Air pollution is an issue that needs to be urgently addressed as Lahore is now considered amongst the most polluted cities in Asia. In the winter months, with delayed rainfall, the cold and continuously dry conditions concentrate all the pollutants in the lower levels of the atmosphere, causing the smog to spread all over the Punjab.
“After a month of thick fog or rather smog, we finally saw some sunshine last week after some light rain came down the night before” explains a resident of the Lahore Canal area. “We are so sick of the cold and damp that comes with the smog each year.” The foggy conditions also lower the daytime temperatures since there is little sunshine to warm up the day.
According to Dr Qamar uz Zaman Chaudhry, national climate change expert and former Director General of Pakistan’s Meteorological Department, “The main source of the pollutants in our lower atmosphere is Eastern Punjab where all the coal based industries are centered (across the border in India). Of course, we have added our share of the pollutants as well from factory and car emissions.”
In places near irrigation canals, rice paddies and rivers where there is more moisture available, the fog gets even thicker. The smog only gets cleared when it rains, washing away the lower layers of the atmosphere where all the harmful gases and other pollutants are trapped near the ground.
Lahore, along with New Delhi, has recently been listed amongst the top 10 worst cities for smog in 2014 according to the Deutche Welle website. Until industries on both sides of the border start cleaning up their emissions and people start using more fuel-efficient transportation, people will just have to avoid going outdoors or wear masks as they do in the heavily polluted cities of China in Beijing. Breathing in all these trapped pollutants (dust and harmful substances like sulphur dioxide, nitrogen dioxide and carbon monoxide) is not exactly healthy. Industrial smog can in fact create major health risks, including asthma, lung tissue damage, bronchial infections and heart problems.
Last month, the Government of the Punjab submitted a report to the Supreme Court of Pakistan on the steps taken to curtail pollution in the province. According to the report, there has been a great increase in the number of vehicles in Lahore during the recent past, which has resulted in worsening air quality.

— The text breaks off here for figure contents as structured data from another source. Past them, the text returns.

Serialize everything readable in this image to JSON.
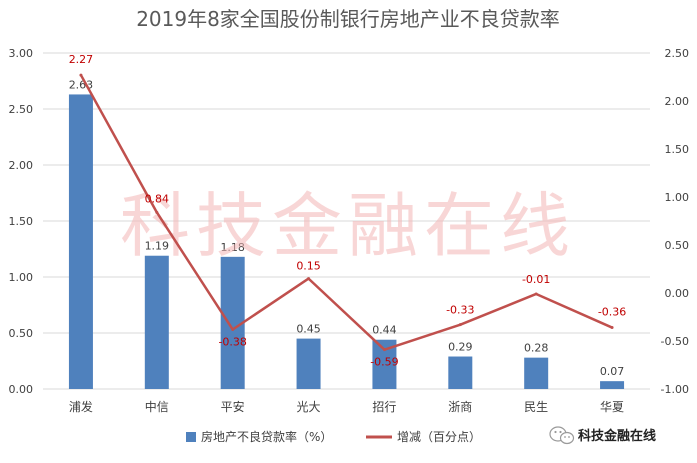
{
  "chart_data": {
    "type": "bar",
    "title": "2019年8家全国股份制银行房地产业不良贷款率",
    "categories": [
      "浦发",
      "中信",
      "平安",
      "光大",
      "招行",
      "浙商",
      "民生",
      "华夏"
    ],
    "series": [
      {
        "name": "房地产不良贷款率（%）",
        "type": "bar",
        "axis": "left",
        "color": "#4f81bd",
        "values": [
          2.63,
          1.19,
          1.18,
          0.45,
          0.44,
          0.29,
          0.28,
          0.07
        ],
        "labels": [
          "2.63",
          "1.19",
          "1.18",
          "0.45",
          "0.44",
          "0.29",
          "0.28",
          "0.07"
        ]
      },
      {
        "name": "增减（百分点）",
        "type": "line",
        "axis": "right",
        "color": "#c0504d",
        "values": [
          2.27,
          0.84,
          -0.38,
          0.15,
          -0.59,
          -0.33,
          -0.01,
          -0.36
        ],
        "labels": [
          "2.27",
          "0.84",
          "-0.38",
          "0.15",
          "-0.59",
          "-0.33",
          "-0.01",
          "-0.36"
        ]
      }
    ],
    "y_left": {
      "min": 0,
      "max": 3,
      "step": 0.5,
      "ticks": [
        "0.00",
        "0.50",
        "1.00",
        "1.50",
        "2.00",
        "2.50",
        "3.00"
      ]
    },
    "y_right": {
      "min": -1,
      "max": 2.5,
      "step": 0.5,
      "ticks": [
        "-1.00",
        "-0.50",
        "0.00",
        "0.50",
        "1.00",
        "1.50",
        "2.00",
        "2.50"
      ]
    },
    "legend_position": "bottom",
    "watermark": "科技金融在线",
    "brand": "科技金融在线"
  }
}
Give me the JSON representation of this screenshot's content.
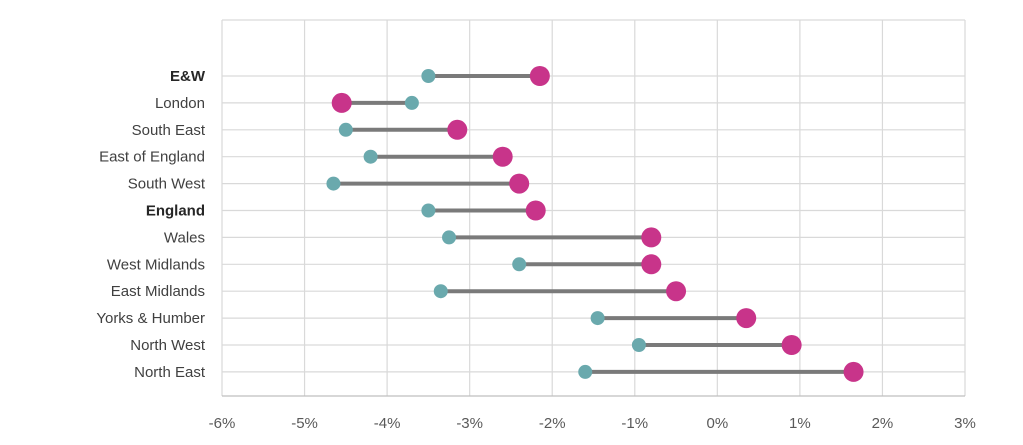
{
  "chart_data": {
    "type": "dumbbell",
    "title": "",
    "xlabel": "",
    "ylabel": "",
    "xlim": [
      -6,
      3
    ],
    "grid": true,
    "x_ticks": [
      -6,
      -5,
      -4,
      -3,
      -2,
      -1,
      0,
      1,
      2,
      3
    ],
    "x_tick_labels": [
      "-6%",
      "-5%",
      "-4%",
      "-3%",
      "-2%",
      "-1%",
      "0%",
      "1%",
      "2%",
      "3%"
    ],
    "categories": [
      "E&W",
      "London",
      "South East",
      "East of England",
      "South West",
      "England",
      "Wales",
      "West Midlands",
      "East Midlands",
      "Yorks & Humber",
      "North West",
      "North East"
    ],
    "bold_categories": [
      "E&W",
      "England"
    ],
    "series": [
      {
        "values": [
          -3.5,
          -3.7,
          -4.5,
          -4.2,
          -4.65,
          -3.5,
          -3.25,
          -2.4,
          -3.35,
          -1.45,
          -0.95,
          -1.6
        ]
      },
      {
        "values": [
          -2.15,
          -4.55,
          -3.15,
          -2.6,
          -2.4,
          -2.2,
          -0.8,
          -0.8,
          -0.5,
          0.35,
          0.9,
          1.65
        ]
      }
    ],
    "colors": {
      "series_a": "#6aa9ad",
      "series_b": "#c8348a",
      "connector": "#7a7a7a",
      "grid": "#d9d9d9"
    }
  }
}
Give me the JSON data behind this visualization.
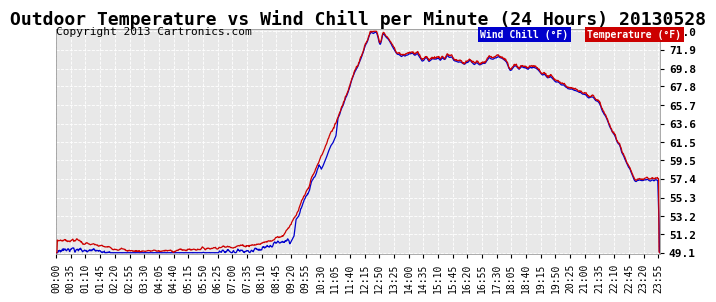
{
  "title": "Outdoor Temperature vs Wind Chill per Minute (24 Hours) 20130528",
  "copyright": "Copyright 2013 Cartronics.com",
  "legend_wind_chill": "Wind Chill (°F)",
  "legend_temperature": "Temperature (°F)",
  "wind_chill_color": "#0000cc",
  "temperature_color": "#cc0000",
  "legend_wind_chill_bg": "#0000cc",
  "legend_temperature_bg": "#cc0000",
  "yticks": [
    49.1,
    51.2,
    53.2,
    55.3,
    57.4,
    59.5,
    61.5,
    63.6,
    65.7,
    67.8,
    69.8,
    71.9,
    74.0
  ],
  "ymin": 49.1,
  "ymax": 74.0,
  "background_color": "#ffffff",
  "plot_bg_color": "#e8e8e8",
  "grid_color": "#ffffff",
  "title_fontsize": 13,
  "copyright_fontsize": 8,
  "tick_fontsize": 8
}
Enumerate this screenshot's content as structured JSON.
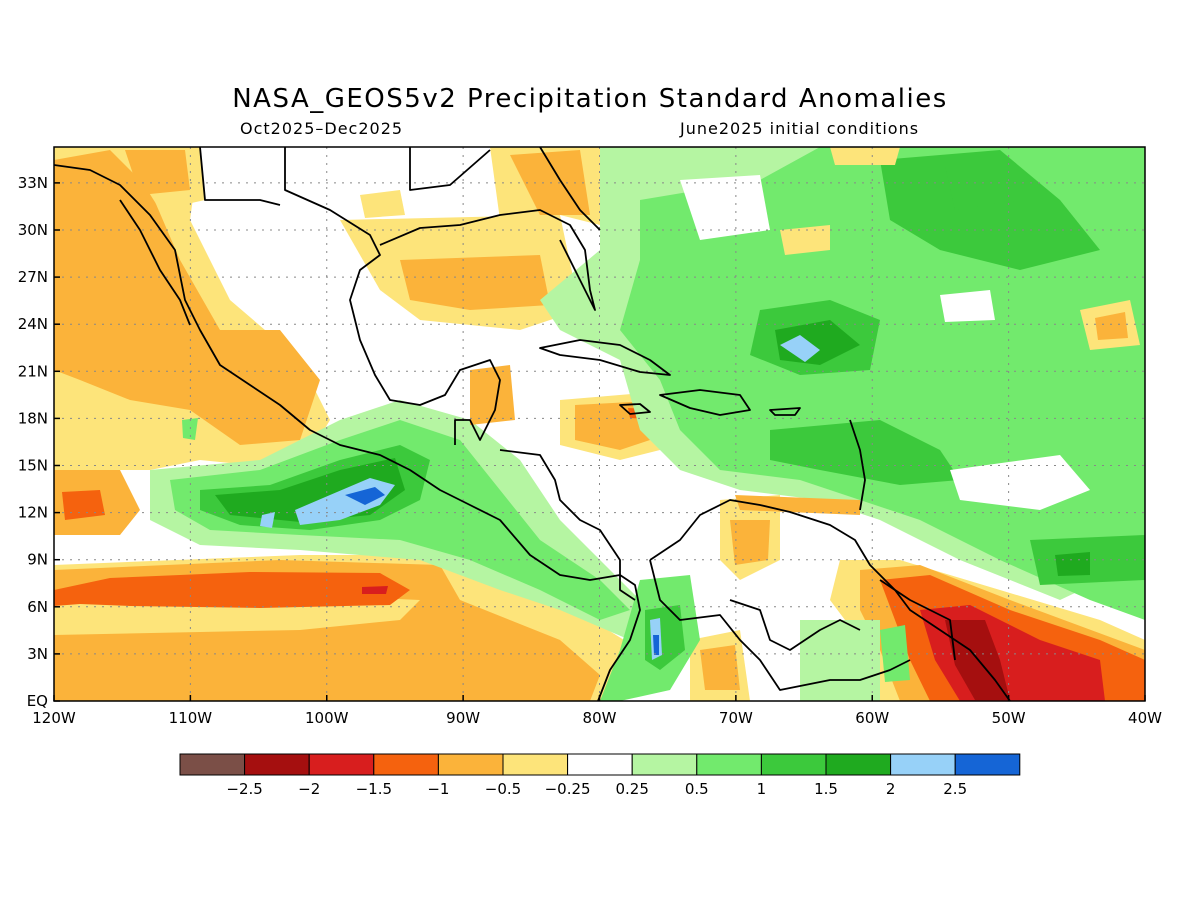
{
  "title": "NASA_GEOS5v2 Precipitation Standard Anomalies",
  "subtitle_left": "Oct2025–Dec2025",
  "subtitle_right": "June2025 initial conditions",
  "lat_labels": [
    "33N",
    "30N",
    "27N",
    "24N",
    "21N",
    "18N",
    "15N",
    "12N",
    "9N",
    "6N",
    "3N",
    "EQ"
  ],
  "lon_labels": [
    "120W",
    "110W",
    "100W",
    "90W",
    "80W",
    "70W",
    "60W",
    "50W",
    "40W"
  ],
  "colorbar": {
    "labels": [
      "−2.5",
      "−2",
      "−1.5",
      "−1",
      "−0.5",
      "−0.25",
      "0.25",
      "0.5",
      "1",
      "1.5",
      "2",
      "2.5"
    ],
    "colors": [
      "#7b4f47",
      "#a50f0f",
      "#d81e1e",
      "#f5620e",
      "#fbb33a",
      "#fde47a",
      "#ffffff",
      "#b5f5a2",
      "#72ea6d",
      "#3cc93c",
      "#1faa1f",
      "#97d1f8",
      "#1565d6"
    ]
  },
  "colors": {
    "dry_light": "#fde47a",
    "dry_mid": "#fbb33a",
    "dry_strong": "#f5620e",
    "dry_very": "#d81e1e",
    "dry_extreme": "#a50f0f",
    "wet_light": "#b5f5a2",
    "wet_mid": "#72ea6d",
    "wet_strong": "#3cc93c",
    "wet_very": "#1faa1f",
    "wet_extreme": "#97d1f8",
    "wet_max": "#1565d6"
  }
}
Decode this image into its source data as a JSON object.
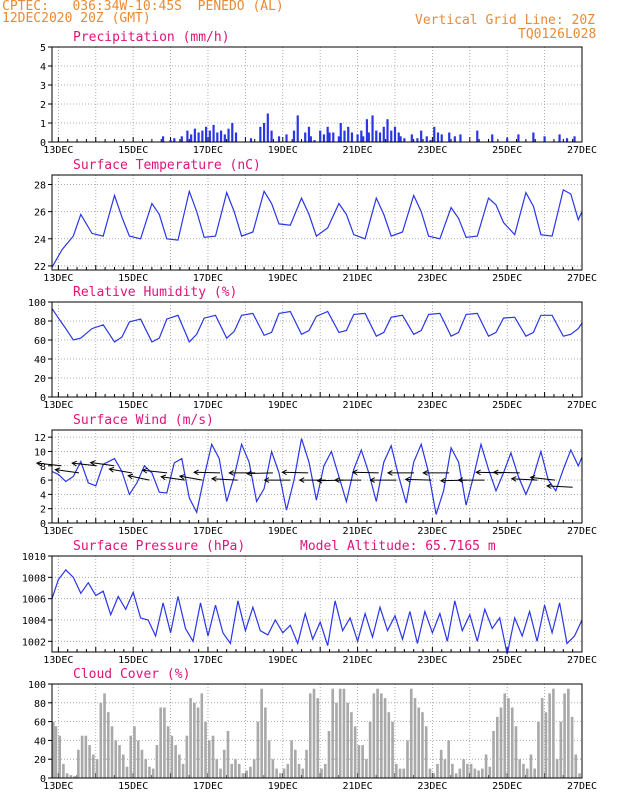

The report also pointed out that there is now a complete ban on the issuance of registration and route permit of two stroke engine rickshaws (introduced in 2005) and the process of conversion or replacement of existing 2-stroke rickshaws into 4-stroke rickshaws has been initiated. However, many of the motor vehicles plying the city roads have old engines that guzzle petrol and diesel and spew out poisonous fumes and there is a need for stricter laws on banning these vehicles.
In Delhi, which is also blanketed by smog throughout the winter months, the well-known environmental NGO, the Centre for Science and Environment (CSE) is urging the government of India to acknowledge the air pollution problem and put in place pollution emergency action for smog episodes. According the to the CSE, “What matters most from the public health perspective is the daily dose of toxins that people breathe. If urgent steps are not taken to bring pollution levels down to meet clean air standards, it will lead to a public health disaster.”
The CSE uses state-of-the-art portable air quality monitoring equipment to track how much pollution an individual is exposed to in Delhi while doing their daily chores. This dust track aerosol monitor measures both mass and size fraction of the particulate matter. According to Sunita Narain, the head of the CSE, “Our data is quite shocking – we have found that daily personal exposure to toxic air is significantly higher than the background ambient air pollution that is monitored by the Delhi Pollution Control Committee. This is a serious risk to public health.”
The CSE wants their government to implement an air quality index with health advisory and pollution emergency measures. They would also like to see nation-wide Euro IV in place by 2015 (India has stricter laws on cars then Pakistan). They would also like to control dieselisation with tax measures to cut deadly toxic particles and scale up public transport. Lastly they would like the government to restrain the growth of cars with parking restraints and taxes in the city and implement priority action for power plants, open burning, generator sets and construction.
Lahore could do well to take a leaf out of Delhi’s book and perhaps initiate a programme similar to that of the CSE, albeit on a government level.
According to the Health Effects Institute, the damage from the poor air quality ranges is not just limited to public health. Heritage (nitric sulfuric acid erosion), natural resources and agriculture are also greatly effected.
There is a need for a comprehensive action plan to address worsening levels of pollution not only in Lahore but throughout the country in which NGOs and the media will have to play a pivotal role.